"Missing Link" Judge Strikes Again - Climate Litigation Watch

“Missing Link” Judge Strikes Again

CLW readers recall the claim made by a federal judge in the U.S. District Court for the Southern District of New York of a “missing link” between donors, activists and elected law enforcement and other officials, in dismissing the idea that these parties have all improperly combined to orchestrate the ongoing “climate” lawfare sweeping courts around the country. That same court ruled yesterday in an opinion in the City of New York’s latest bite at the apple, City of New York v. Exxon Mobil Corporation, et al.

The first footnote, on the first page, does rather give the plaintiff’s game away. But that’s for another day.

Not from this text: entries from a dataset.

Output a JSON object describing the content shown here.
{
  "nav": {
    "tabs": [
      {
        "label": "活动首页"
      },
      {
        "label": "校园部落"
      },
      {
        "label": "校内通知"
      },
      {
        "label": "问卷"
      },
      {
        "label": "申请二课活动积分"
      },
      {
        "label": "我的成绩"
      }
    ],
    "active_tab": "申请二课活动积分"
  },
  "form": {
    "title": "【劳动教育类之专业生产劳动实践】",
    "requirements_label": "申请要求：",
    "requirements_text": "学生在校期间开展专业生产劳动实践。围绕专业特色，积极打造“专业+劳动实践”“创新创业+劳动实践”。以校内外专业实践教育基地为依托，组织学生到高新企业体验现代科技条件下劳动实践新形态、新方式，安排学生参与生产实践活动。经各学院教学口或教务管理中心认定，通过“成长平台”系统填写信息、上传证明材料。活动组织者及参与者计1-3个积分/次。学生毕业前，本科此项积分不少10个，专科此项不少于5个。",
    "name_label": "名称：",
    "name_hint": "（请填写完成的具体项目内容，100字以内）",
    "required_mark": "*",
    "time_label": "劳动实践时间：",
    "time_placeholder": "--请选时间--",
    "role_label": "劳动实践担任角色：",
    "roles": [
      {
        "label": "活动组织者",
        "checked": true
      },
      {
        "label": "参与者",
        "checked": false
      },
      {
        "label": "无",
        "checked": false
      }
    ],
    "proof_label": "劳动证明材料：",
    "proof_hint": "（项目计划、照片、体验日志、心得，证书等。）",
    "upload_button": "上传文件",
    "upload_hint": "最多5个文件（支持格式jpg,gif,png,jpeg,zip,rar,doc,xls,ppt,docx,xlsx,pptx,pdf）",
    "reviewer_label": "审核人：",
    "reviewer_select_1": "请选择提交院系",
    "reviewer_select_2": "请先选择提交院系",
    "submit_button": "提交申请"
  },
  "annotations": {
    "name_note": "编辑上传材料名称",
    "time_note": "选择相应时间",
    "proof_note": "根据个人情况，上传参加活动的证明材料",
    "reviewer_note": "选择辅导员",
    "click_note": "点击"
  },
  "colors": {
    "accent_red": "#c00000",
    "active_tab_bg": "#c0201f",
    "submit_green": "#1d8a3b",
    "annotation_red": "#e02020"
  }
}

This case which simply rewrote a previous, dismissed lawsuit by the City from tort to “consumer protection.” Turning its telescope around, the court declared it was the energy company defendants who were “grasping at straws” in removing this case to federal court—just as some pre-reinvention iterations of the climate litigation were successfully removed, prompting said reinvention. From that position, the court then ordered the defendants to pay the City’s costs of defending the effort to remove the case.

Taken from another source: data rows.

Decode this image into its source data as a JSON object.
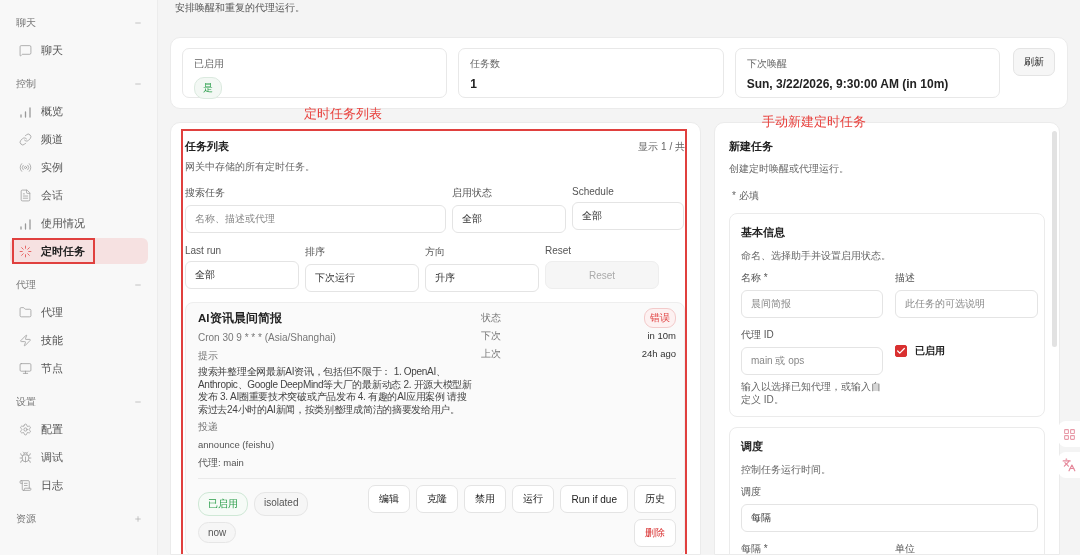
{
  "page": {
    "subtitle": "安排唤醒和重复的代理运行。"
  },
  "sidebar": {
    "sections": [
      {
        "title": "聊天",
        "expanded": true,
        "items": [
          {
            "label": "聊天",
            "selected": false,
            "highlighted": false
          }
        ]
      },
      {
        "title": "控制",
        "expanded": true,
        "items": [
          {
            "label": "概览",
            "selected": false,
            "highlighted": false
          },
          {
            "label": "频道",
            "selected": false,
            "highlighted": false
          },
          {
            "label": "实例",
            "selected": false,
            "highlighted": false
          },
          {
            "label": "会话",
            "selected": false,
            "highlighted": false
          },
          {
            "label": "使用情况",
            "selected": false,
            "highlighted": false
          },
          {
            "label": "定时任务",
            "selected": true,
            "highlighted": true
          }
        ]
      },
      {
        "title": "代理",
        "expanded": true,
        "items": [
          {
            "label": "代理",
            "selected": false,
            "highlighted": false
          },
          {
            "label": "技能",
            "selected": false,
            "highlighted": false
          },
          {
            "label": "节点",
            "selected": false,
            "highlighted": false
          }
        ]
      },
      {
        "title": "设置",
        "expanded": true,
        "items": [
          {
            "label": "配置",
            "selected": false,
            "highlighted": false
          },
          {
            "label": "调试",
            "selected": false,
            "highlighted": false
          },
          {
            "label": "日志",
            "selected": false,
            "highlighted": false
          }
        ]
      },
      {
        "title": "资源",
        "expanded": false
      }
    ]
  },
  "stats": [
    {
      "label": "已启用",
      "kind": "badge",
      "value": "是"
    },
    {
      "label": "任务数",
      "kind": "text",
      "value": "1"
    },
    {
      "label": "下次唤醒",
      "kind": "text",
      "value": "Sun, 3/22/2026, 9:30:00 AM (in 10m)"
    }
  ],
  "refresh_button": "刷新",
  "job_list": {
    "annotation": "定时任务列表",
    "highlighted": true,
    "title": "任务列表",
    "count": "显示 1 / 共",
    "subtitle": "网关中存储的所有定时任务。",
    "filters": [
      [
        {
          "label": "搜索任务",
          "kind": "search",
          "placeholder": "名称、描述或代理"
        },
        {
          "label": "启用状态",
          "kind": "select",
          "value": "全部"
        },
        {
          "label": "Schedule",
          "kind": "select",
          "value": "全部"
        }
      ],
      [
        {
          "label": "Last run",
          "kind": "select",
          "value": "全部"
        },
        {
          "label": "排序",
          "kind": "select",
          "value": "下次运行"
        },
        {
          "label": "方向",
          "kind": "select",
          "value": "升序"
        },
        {
          "label": "Reset",
          "kind": "button",
          "value": "Reset",
          "disabled": true
        }
      ]
    ],
    "jobs": [
      {
        "name": "AI资讯晨间简报",
        "schedule": "Cron 30 9 * * * (Asia/Shanghai)",
        "prompt_label": "提示",
        "prompt": "搜索并整理全网最新AI资讯，包括但不限于： 1. OpenAI、Anthropic、Google DeepMind等大厂的最新动态 2. 开源大模型新发布 3. AI圈重要技术突破或产品发布 4. 有趣的AI应用案例 请搜索过去24小时的AI新闻，按类别整理成简洁的摘要发给用户。",
        "delivery_label": "投递",
        "delivery": "announce (feishu)",
        "agent": "代理: main",
        "meta": [
          {
            "label": "状态",
            "kind": "badge",
            "value": "错误"
          },
          {
            "label": "下次",
            "kind": "text",
            "value": "in 10m"
          },
          {
            "label": "上次",
            "kind": "text",
            "value": "24h ago"
          }
        ],
        "tags": [
          {
            "text": "已启用",
            "kind": "success"
          },
          {
            "text": "isolated",
            "kind": "plain"
          },
          {
            "text": "now",
            "kind": "plain"
          }
        ],
        "actions": [
          {
            "label": "编辑",
            "danger": false
          },
          {
            "label": "克隆",
            "danger": false
          },
          {
            "label": "禁用",
            "danger": false
          },
          {
            "label": "运行",
            "danger": false
          },
          {
            "label": "Run if due",
            "danger": false
          },
          {
            "label": "历史",
            "danger": false
          },
          {
            "label": "删除",
            "danger": true
          }
        ]
      }
    ]
  },
  "create_form": {
    "annotation": "手动新建定时任务",
    "title": "新建任务",
    "subtitle": "创建定时唤醒或代理运行。",
    "required_note": "* 必填",
    "sections": [
      {
        "title": "基本信息",
        "description": "命名、选择助手并设置启用状态。",
        "fields": [
          {
            "kind": "input",
            "label": "名称 *",
            "placeholder": "晨间简报"
          },
          {
            "kind": "input",
            "label": "描述",
            "placeholder": "此任务的可选说明"
          },
          {
            "kind": "input",
            "label": "代理 ID",
            "placeholder": "main 或 ops",
            "hint": "输入以选择已知代理，或输入自定义 ID。"
          },
          {
            "kind": "checkbox",
            "label": "已启用",
            "checked": true
          }
        ]
      },
      {
        "title": "调度",
        "description": "控制任务运行时间。",
        "fields": [
          {
            "kind": "wide-select",
            "label": "调度",
            "value": "每隔"
          },
          {
            "kind": "label",
            "label": "每隔 *"
          },
          {
            "kind": "label",
            "label": "单位"
          }
        ]
      }
    ]
  }
}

Remarkable. Though, as the earlier, risible-at-the-time “missing link” claim suggested and now thoroughly debunked, this court is not favorably disposed toward these defendants.

Energy Policy Advocates filed an amicus brief in this latest matter laying out the background the court somehow missed in declaring the apparent public-private climate litigation industry was really just a series of unrelated coincidences. Expect more to come on this one.